- Name: Rainbow Group (1984–1989)
- English abbr.: RBW
- French abbr.: ARC
- Formal name: Rainbow Group: Federation of the Green Alternative European Links, Agalev-Ecolo, the Danish People's Movement against Membership of the European Community, and the European Free Alliance, in the European Parliament
- Ideology: Green politics, Regionalism
- Associated organisations: Green Alternative European Link; European Free Alliance;
- From: 24 July 1984
- To: 1989
- Preceded by: Technical Group of Independents
- Succeeded by: Rainbow Group
- Chaired by: Else Hammerich; Jaak Vandemeulebroucke; Bram van der Lek; Paul Staes;
- MEP(s): 20 (24 July 1984)

= Rainbow Group (1984–1989) =

Former political group of the European Parliament

The Rainbow Group, officially the Rainbow Group: Federation of the Green Alternative European Links, Agalev-Ecolo, the Danish People's Movement against Membership of the European Community, and the European Free Alliance, in the European Parliament was a green and regionalist political group with seats in the European Parliament between 1984 and 1989.

==History==
The Rainbow Group was formed in 1984 as a coalition of Greens, Regionalists and other parties of the left unaffiliated with any of the international organizations.

The German Greens and the Dutch Green Progressive Alliance were used a principle of rotation used by the Germany and Dutch parties, requiring its MEPs to sit for half their five-year term.

In 1989 the Rainbow Group split.
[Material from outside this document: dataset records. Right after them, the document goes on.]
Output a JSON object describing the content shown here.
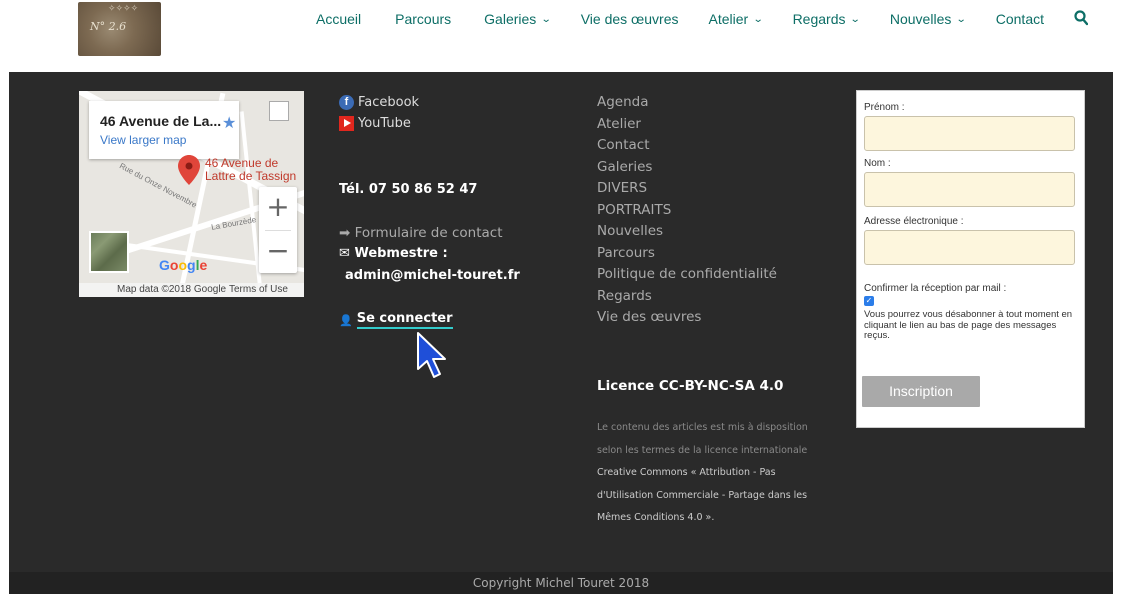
{
  "header": {
    "nav": [
      {
        "label": "Accueil",
        "dropdown": false
      },
      {
        "label": "Parcours",
        "dropdown": false
      },
      {
        "label": "Galeries",
        "dropdown": true
      },
      {
        "label": "Vie des œuvres",
        "dropdown": false
      },
      {
        "label": "Atelier",
        "dropdown": true
      },
      {
        "label": "Regards",
        "dropdown": true
      },
      {
        "label": "Nouvelles",
        "dropdown": true
      },
      {
        "label": "Contact",
        "dropdown": false
      }
    ],
    "accent_color": "#0d6e66",
    "search_icon": "search-icon",
    "logo_text": "N° 2.6"
  },
  "map": {
    "card_title": "46 Avenue de La...",
    "view_larger": "View larger map",
    "pin_label_line1": "46 Avenue de",
    "pin_label_line2": "Lattre de Tassign",
    "street_1": "Rue du Onze Novembre",
    "street_2": "La Bourzède",
    "zoom_in": "+",
    "zoom_out": "−",
    "google": [
      "G",
      "o",
      "o",
      "g",
      "l",
      "e"
    ],
    "data_text": "Map data ©2018 Google",
    "terms_text": "Terms of Use"
  },
  "social": {
    "facebook": "Facebook",
    "youtube": "YouTube"
  },
  "contact": {
    "tel": "Tél. 07 50 86 52 47",
    "form_link": "Formulaire de contact",
    "webmestre": "Webmestre :",
    "email": "admin@michel-touret.fr",
    "login": "Se connecter"
  },
  "menu": [
    "Agenda",
    "Atelier",
    "Contact",
    "Galeries",
    "DIVERS",
    "PORTRAITS",
    "Nouvelles",
    "Parcours",
    "Politique de confidentialité",
    "Regards",
    "Vie des œuvres"
  ],
  "licence": {
    "title": "Licence CC-BY-NC-SA 4.0",
    "line1": "Le contenu des articles est mis à disposition",
    "line2": "selon les termes de la licence internationale",
    "line3": "Creative Commons « Attribution - Pas",
    "line4": "d'Utilisation Commerciale - Partage dans les",
    "line5": "Mêmes Conditions 4.0 »."
  },
  "newsletter": {
    "firstname_label": "Prénom :",
    "firstname_value": "",
    "lastname_label": "Nom :",
    "lastname_value": "",
    "email_label": "Adresse électronique :",
    "email_value": "",
    "confirm_label": "Confirmer la réception par mail :",
    "confirm_checked": true,
    "note": "Vous pourrez vous désabonner à tout moment en cliquant le lien au bas de page des messages reçus.",
    "submit": "Inscription"
  },
  "footer": {
    "copyright": "Copyright Michel Touret 2018"
  }
}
The green parties formed the Green Group, whilst the regionalist parties stayed a continuing Rainbow group, with the shorter official name of the Rainbow Group in the European Parliament.

== Member parties ==

| Country | Party | MEPs | Notes |
|---|---|---|---|
| Germany | The Greens | 7 | MEPs served for 2.5 years (half of a regular 5-year term) |
| Netherlands | Political Party of Radicals | 1 | Member of an electoral alliance and common delegation with PSP and CPN. MEP served between 1984 and 1987 |
| Netherlands | Pacifist Socialist Party | 1 | Member of an electoral alliance and common delegation with PPR and CPN |
| Netherlands | Communist Party of the Netherlands | 1 | Member of an electoral alliance and common delegation with PSP and PPR. MEP served between 1987 and 1989 |
| Belgium | Agalev | 1 | Common delegation with Ecolo |
| Belgium | Ecolo | 1 | Common delegation with Agalev |
| Belgium | People's Union | 2 | Member of the European Free Alliance |
| Denmark | People's Movement against the European Community | 4 |  |
| Italy | Proletarian Unity Party | 1 | Member of electoral alliance with Proletarian Democracy |
| Italy | Proletarian Democracy | 1 | Member of electoral alliance with Proletarian Unity Party |
| Italy | Sardinian Action Party | 1 | Member of the European Free Alliance |

==Nomenclature==
The formal name of the 1984–1989 Rainbow was "Rainbow Group: Federation of the Green Alternative European Links, Agalev-Ecolo, the Danish People's Movement against Membership of the European Community, and the European Free Alliance, in the European Parliament". This is the longest name of any European Parliament Group to date.